Last night I had a really cool dream. I woke up in the middle of the night because I had to use the bathroom, and I thought, “There are parts of that dream that didn’t make sense.” I then went back to bed and had the entire dream again, this time with all of the plot holes fixed.

I just woke up and turned on my laptop to get everything down, but all I have is: “There was a small town in the woods of upstate New York that no one could enter or leave without making a blood sacrifice.”

Goddamn it.

I also sometimes have dreams about video games in which I will actually be playing a fully realized game (usually a Zelda clone) with gorgeous system-specific graphics and creative play mechanics, but then when I wake up I won’t remember anything except “you had to solve a puzzle involving differently colored mushrooms in the Lost Woods” or “the first dungeon was just someone’s house, which they had contrived to look like a dungeon for a special holiday.”

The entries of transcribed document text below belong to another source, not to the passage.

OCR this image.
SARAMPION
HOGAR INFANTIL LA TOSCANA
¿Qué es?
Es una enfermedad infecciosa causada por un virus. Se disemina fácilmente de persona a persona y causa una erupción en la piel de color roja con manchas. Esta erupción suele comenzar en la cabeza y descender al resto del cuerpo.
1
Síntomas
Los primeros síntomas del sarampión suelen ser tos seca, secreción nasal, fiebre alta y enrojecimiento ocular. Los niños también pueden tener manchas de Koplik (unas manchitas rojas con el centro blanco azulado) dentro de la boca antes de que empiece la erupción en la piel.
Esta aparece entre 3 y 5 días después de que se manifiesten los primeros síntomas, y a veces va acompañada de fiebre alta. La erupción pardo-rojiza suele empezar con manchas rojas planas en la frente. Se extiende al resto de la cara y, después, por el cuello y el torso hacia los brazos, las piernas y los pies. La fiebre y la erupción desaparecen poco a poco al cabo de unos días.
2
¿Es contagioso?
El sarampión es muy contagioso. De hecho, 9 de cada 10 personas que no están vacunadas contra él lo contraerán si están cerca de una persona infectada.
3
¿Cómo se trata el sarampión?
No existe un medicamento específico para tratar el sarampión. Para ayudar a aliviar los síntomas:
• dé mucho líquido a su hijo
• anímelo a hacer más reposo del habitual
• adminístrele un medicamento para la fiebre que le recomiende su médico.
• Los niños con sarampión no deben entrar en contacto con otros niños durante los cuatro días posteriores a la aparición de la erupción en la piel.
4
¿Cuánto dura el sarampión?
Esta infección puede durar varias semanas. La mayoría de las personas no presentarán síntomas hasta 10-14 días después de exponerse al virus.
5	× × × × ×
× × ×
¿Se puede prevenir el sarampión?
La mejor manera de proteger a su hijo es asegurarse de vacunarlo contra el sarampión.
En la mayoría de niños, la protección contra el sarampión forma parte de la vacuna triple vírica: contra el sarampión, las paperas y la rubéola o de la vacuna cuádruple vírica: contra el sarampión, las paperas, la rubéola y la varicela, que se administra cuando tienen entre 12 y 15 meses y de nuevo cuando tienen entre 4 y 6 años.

When I was a kid – like maybe eight or nine years old – I decided that I wanted to do research on horror fiction, but the only nonfiction book I could find was Stephen King’s Danse Macabre. I didn’t understand probably 80% of what King was going on about (specifically pulp fiction from the 1950s and 1960s), but I did enjoy his extended discussion of H.P. Lovecraft, whom I admired at the time. According to King (and later according to S.T. Joshi, a well-respected biographer and editor of Lovecraft), Lovecraft based a number of his more famous stories and conceits off of his correspondence with Clark Ashton Smith, an American fantasy author who, like Lovecraft, was born in the early 1890s.

I was interested in reading Smith’s work; but, as a kid with almost no access to library resources, the only thing I could get my hands on was The Black Book of Clark Ashton Smith, which is, according to Wikipedia, “a transcription of a notebook that was kept by the author” and published in 1979 (about a decade after his death) by Arkham House, the same small American press that used to put out paperback collections of Lovecraft’s fiction. The Black Book is essentially a commonplace book filled with scraps of ideas, which were mostly no more than a paragraph long. I have no idea how something so niche and rare found its way into my possession, but I loved it. I wanted to keep a commonplace book of my own, but I had somehow managed to convince myself that I was too stupid to ever be a writer, so I didn’t.

I’m probably still too stupid to be a writer, but I wonder if it might not be a good time to start keeping track of my story ideas, whether they come from random dreams or alcohol-fueled dinner conversations or the dopamine high I get from jogging or something I saw or heard somewhere and thought I could do better. It might be a good idea to keep track of the video game ideas too.

In any case, a friend recommended Trello, which she uses as a digital notepad. I’m looking forward to trying it out myself!